Mais la question n’est pas vue du même œil par tout le
monde. En effet, beaucoup d’analystes estiment aussi que les
quelques déplacements du président
Morsi sont des indices très importants cristallisant
la politique étrangère que Morsi
entend suivre.
Les analystes parlent pour le moment de grandes lignes. Avec
déjà trois déplacements, la diplomatie égyptienne marque un
caractère d’indépendance qui fera nécessairement changer
l’équilibre de la région : une position nouvelle, originale
et intéressante sur la Syrie, une visite en Chine, une
participation au sommet des pays non-alignés à Téhéran.
Ayant sans doute la volonté de reprendre le leadership du
monde arabe, lors du sommet des pays islamiques de Riyad qui
s’est tenu les 14 et 15 août dernier,
Morsi, pour tenter de résoudre la crise syrienne, a
proposé la création « d’un groupe de contact » sur la
crise syrienne, qui renfermerait quatre pays, à savoir
l’Arabie saoudite, l’Egypte, l’Iran et la Turquie, pour
résoudre la crise syrienne par des moyens pacifiques. Une
proposition qui a été applaudie par l’Iran, seul pays à
exprimer sa satisfaction à cet
égard (voir encadré page 5).
Morsi
a aussi attiré l’attention avec son déplacement en Chine, le
premier hors de la zone moyenne-orientale. Avec un agenda
bien chargé, il se tourne vers le dragon asiatique pour
soi-disant réaliser son programme électoral intitulé « Al-Nahda (la
renaissance) », où il avait cité l’intérêt de cette force
politique mondiale pour son projet.
Morsi tente de suivre un itinéraire que Moubarak
avait commencé, mais au cours duquel ce dernier n’a pas
réussi à réaliser un grand succès. Reste à savoir si
Morsi sera plus efficace (voir
encadré page 4).
Iran … pour un faible dégel des relations ?

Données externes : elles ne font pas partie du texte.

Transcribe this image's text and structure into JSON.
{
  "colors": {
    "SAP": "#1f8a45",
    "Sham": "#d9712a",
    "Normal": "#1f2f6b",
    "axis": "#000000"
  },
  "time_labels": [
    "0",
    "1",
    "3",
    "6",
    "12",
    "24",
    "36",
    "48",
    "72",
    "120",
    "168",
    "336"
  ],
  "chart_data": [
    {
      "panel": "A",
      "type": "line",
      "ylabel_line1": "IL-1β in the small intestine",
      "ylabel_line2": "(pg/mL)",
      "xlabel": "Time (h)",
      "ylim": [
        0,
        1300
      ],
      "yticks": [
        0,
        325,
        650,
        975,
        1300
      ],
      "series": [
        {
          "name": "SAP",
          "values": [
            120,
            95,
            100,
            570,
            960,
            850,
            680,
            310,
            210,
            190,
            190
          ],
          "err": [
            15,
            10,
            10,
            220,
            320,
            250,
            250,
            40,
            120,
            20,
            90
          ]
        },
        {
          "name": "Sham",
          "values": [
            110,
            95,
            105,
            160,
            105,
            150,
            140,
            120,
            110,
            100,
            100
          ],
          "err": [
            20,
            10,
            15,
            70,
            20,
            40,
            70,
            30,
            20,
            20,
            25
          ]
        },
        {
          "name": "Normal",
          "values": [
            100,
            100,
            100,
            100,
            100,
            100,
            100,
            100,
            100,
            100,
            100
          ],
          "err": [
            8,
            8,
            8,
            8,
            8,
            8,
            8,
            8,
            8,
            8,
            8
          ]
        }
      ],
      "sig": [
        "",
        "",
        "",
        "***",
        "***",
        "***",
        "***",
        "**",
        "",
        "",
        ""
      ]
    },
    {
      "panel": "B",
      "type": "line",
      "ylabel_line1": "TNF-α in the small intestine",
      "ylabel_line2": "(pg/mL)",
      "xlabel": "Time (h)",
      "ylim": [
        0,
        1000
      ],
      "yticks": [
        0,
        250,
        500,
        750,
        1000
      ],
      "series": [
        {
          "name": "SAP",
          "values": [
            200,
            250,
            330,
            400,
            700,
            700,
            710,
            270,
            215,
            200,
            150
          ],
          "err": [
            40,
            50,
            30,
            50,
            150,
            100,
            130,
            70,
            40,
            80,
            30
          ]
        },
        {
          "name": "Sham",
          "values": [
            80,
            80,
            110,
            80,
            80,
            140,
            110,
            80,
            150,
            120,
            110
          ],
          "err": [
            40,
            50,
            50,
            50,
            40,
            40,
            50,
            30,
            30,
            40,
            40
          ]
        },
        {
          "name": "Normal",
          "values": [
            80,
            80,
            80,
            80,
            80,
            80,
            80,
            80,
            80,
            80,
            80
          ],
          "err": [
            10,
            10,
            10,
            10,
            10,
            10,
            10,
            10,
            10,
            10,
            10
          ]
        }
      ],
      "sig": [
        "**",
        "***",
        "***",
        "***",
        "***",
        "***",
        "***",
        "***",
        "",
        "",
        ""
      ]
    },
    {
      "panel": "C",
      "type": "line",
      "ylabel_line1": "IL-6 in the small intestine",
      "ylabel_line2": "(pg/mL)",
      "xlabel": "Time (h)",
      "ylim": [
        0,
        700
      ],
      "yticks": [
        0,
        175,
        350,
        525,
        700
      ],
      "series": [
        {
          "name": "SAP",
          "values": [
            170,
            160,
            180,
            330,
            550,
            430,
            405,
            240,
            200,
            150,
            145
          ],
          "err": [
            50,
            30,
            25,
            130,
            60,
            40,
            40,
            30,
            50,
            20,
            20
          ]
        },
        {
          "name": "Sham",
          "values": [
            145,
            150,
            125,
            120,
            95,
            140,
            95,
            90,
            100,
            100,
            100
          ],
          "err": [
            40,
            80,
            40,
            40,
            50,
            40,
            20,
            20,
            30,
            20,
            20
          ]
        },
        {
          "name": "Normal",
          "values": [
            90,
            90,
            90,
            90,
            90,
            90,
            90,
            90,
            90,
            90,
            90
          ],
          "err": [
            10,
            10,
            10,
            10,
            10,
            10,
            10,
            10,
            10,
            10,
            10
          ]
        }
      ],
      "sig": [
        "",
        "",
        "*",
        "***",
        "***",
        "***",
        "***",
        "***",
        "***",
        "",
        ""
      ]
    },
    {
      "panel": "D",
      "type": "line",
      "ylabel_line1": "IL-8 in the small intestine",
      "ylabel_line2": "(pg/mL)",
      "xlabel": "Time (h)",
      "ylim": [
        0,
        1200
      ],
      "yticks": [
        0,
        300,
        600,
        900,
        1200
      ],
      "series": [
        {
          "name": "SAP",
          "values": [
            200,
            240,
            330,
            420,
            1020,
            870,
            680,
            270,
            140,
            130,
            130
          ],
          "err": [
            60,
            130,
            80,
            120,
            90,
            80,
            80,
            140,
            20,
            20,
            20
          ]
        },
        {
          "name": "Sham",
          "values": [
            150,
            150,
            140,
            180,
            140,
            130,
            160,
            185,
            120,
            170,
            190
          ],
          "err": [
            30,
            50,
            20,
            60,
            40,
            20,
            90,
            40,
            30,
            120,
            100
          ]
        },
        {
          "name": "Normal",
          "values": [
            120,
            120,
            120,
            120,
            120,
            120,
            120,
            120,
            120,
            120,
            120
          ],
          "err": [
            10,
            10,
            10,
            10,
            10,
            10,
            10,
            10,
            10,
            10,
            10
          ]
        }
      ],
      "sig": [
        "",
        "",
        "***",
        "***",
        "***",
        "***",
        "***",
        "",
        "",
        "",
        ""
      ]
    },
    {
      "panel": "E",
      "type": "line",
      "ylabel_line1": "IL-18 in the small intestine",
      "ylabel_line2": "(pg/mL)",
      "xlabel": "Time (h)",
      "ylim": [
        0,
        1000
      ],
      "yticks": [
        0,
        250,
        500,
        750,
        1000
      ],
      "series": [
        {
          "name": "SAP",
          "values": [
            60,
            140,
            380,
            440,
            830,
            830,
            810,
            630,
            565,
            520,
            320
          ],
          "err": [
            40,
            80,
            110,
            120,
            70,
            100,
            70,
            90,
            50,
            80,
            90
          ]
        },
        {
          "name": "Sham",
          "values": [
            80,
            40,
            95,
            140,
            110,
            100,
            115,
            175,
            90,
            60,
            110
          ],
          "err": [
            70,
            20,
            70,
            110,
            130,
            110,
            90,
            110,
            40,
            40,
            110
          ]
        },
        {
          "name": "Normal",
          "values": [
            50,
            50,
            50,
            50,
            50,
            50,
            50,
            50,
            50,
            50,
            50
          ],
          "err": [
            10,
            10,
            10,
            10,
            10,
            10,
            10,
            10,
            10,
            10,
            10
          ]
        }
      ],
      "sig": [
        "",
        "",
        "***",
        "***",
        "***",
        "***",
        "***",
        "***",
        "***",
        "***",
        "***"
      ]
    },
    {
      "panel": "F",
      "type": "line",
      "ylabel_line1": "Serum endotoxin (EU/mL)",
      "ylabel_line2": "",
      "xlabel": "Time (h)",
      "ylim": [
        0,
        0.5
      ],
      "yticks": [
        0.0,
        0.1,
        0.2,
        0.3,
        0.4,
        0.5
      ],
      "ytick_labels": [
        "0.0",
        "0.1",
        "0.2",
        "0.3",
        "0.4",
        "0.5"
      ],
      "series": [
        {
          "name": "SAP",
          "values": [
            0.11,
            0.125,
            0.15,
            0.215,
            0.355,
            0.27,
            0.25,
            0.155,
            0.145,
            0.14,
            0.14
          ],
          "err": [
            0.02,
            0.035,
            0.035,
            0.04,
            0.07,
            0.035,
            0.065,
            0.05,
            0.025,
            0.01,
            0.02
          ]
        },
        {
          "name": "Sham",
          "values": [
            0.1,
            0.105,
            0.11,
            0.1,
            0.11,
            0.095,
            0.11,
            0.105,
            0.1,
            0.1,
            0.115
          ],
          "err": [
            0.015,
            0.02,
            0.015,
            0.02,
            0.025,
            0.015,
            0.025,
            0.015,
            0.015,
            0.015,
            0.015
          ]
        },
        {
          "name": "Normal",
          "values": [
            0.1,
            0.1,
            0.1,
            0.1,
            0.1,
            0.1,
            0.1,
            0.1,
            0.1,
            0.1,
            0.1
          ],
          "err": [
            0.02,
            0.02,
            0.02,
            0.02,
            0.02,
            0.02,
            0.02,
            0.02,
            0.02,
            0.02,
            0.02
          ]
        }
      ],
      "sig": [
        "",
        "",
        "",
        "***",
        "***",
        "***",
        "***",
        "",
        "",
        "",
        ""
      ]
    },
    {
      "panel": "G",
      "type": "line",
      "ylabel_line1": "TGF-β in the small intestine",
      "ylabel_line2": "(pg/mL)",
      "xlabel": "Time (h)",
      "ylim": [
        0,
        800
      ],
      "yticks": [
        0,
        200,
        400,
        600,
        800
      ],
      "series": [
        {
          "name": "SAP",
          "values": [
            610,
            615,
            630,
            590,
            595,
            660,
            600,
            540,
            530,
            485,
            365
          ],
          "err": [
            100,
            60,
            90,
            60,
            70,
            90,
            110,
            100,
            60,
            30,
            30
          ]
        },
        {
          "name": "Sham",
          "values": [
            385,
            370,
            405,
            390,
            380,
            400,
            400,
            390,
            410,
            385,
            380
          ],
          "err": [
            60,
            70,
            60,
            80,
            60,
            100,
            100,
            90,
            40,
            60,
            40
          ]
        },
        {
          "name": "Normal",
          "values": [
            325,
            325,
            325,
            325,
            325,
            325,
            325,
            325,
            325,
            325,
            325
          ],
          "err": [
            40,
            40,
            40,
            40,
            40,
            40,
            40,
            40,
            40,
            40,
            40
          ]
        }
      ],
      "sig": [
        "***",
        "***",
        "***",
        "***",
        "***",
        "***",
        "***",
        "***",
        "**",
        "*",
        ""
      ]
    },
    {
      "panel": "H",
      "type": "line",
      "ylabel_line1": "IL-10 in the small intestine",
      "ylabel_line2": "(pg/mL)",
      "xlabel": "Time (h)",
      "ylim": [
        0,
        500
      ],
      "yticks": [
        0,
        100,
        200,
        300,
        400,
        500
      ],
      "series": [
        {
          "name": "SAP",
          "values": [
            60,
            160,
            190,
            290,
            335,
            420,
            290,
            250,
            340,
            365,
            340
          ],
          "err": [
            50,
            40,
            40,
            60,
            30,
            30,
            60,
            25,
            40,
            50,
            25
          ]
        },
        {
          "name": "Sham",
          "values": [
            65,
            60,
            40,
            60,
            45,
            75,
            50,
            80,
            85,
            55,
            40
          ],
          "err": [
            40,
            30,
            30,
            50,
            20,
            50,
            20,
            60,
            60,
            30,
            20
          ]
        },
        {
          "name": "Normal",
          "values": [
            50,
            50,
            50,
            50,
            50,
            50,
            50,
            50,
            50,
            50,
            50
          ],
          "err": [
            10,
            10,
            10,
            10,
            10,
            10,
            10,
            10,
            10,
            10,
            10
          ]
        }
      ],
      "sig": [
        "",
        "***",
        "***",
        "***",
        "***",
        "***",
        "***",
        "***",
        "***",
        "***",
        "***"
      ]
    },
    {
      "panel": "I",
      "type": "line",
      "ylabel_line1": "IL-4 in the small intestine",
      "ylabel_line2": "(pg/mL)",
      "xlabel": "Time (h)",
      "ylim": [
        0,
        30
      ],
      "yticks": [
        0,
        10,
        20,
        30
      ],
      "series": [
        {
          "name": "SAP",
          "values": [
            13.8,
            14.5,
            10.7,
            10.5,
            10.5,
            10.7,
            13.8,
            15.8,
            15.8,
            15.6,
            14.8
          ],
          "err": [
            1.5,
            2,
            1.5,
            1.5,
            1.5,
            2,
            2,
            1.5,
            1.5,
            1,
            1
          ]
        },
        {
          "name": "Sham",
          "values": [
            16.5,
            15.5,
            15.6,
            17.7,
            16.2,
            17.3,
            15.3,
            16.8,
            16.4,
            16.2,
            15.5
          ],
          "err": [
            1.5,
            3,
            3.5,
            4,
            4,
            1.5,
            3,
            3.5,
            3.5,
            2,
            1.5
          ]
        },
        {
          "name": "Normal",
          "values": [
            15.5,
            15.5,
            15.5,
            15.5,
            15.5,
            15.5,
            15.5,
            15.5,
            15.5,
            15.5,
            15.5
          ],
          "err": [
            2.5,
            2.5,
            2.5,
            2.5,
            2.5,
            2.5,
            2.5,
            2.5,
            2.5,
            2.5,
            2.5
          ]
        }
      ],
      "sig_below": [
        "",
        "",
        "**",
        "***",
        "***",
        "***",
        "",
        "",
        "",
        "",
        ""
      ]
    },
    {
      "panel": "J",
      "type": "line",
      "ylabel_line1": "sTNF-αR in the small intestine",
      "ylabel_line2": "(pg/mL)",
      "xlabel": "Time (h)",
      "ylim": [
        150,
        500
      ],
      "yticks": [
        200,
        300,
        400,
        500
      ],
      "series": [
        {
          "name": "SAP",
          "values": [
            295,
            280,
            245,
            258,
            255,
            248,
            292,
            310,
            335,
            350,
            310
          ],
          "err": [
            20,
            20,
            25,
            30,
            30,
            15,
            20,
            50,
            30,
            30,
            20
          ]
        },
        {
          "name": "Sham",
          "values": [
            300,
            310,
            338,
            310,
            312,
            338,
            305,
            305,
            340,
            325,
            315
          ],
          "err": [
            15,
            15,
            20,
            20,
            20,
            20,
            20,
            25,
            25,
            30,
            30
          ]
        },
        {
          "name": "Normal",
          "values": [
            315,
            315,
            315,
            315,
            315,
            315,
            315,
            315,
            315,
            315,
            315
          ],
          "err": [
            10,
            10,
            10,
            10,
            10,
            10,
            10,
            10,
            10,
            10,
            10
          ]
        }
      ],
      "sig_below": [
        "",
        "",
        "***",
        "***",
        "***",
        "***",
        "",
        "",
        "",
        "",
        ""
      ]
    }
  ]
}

Bien que la visite du président Morsi
à Téhéran vise à participer au sommet du Mouvement des
non-alignés, elle délivre un message important. L’Egypte et
l’Iran s’ignorent depuis la prise du pouvoir à Téhéran par
les islamistes de Khomeiny, en 1978-1979. Moubarak n’a
jamais tendu la main aux Iraniens.
Morsi, lui, tente une approche différente de celle du
président déchu. Il avance avec prudence. Jusqu’à ce que la
préparation du sommet soit entrée dans sa phase finale, la
question de la participation personnelle de
Morsi est restée ouverte.
Pendant quelques jours, la thèse officieuse était que
Morsi n’irait pas à Téhéran, à
la demande pressante des Etats-Unis.
Cette « demande pressante » a sans aucun doute été
exprimée. Mais ne voulant pas rater ce rapprochement avec
l’Iran, Morsi s’est quand même
rendu dans ce pays. Selon Elena Aoun, maître de conférences
à l’Université libre de Bruxelles : « Un rapprochement
irano-égyptien se heurterait aux intérêts de tous les
partenaires du Caire, à savoir les Américains, les
Européens, les pays arabes du Golfe, mais aussi les
Israéliens. Une trop grande proximité avec Téhéran risque
d’indisposer tout ce beau monde alors que les gains pour
l’Egypte ne sont pas évidents. C’est pourquoi, malgré la
tentation de renouer avec Téhéran ne fût-ce que pour montrer
son indépendance, Morsi reste
prudent. Même dans le cas d’un rétablissement des relations
diplomatiques— possibilité évoquée il y a plus d’un an mais
sans suite jusqu’ici —, rien n’indique que les rapports avec
Téhéran se développeront réellement d’autant plus qu’ils
sont concurrents sur le plan
régional ».
On peut donc parler d’un changement de pure forme dans la
politique étrangère égyptienne. Si
Morsi réalise un petit changement dans la politique
de Moubarak en se rapprochant de l’Iran, il se retrouve
obligé de maintenir les grandes lignes de la politique de
son prédécesseur, à savoir maintenir les relations avec les
Etats-Unis et respecter le traité de paix avec Israël.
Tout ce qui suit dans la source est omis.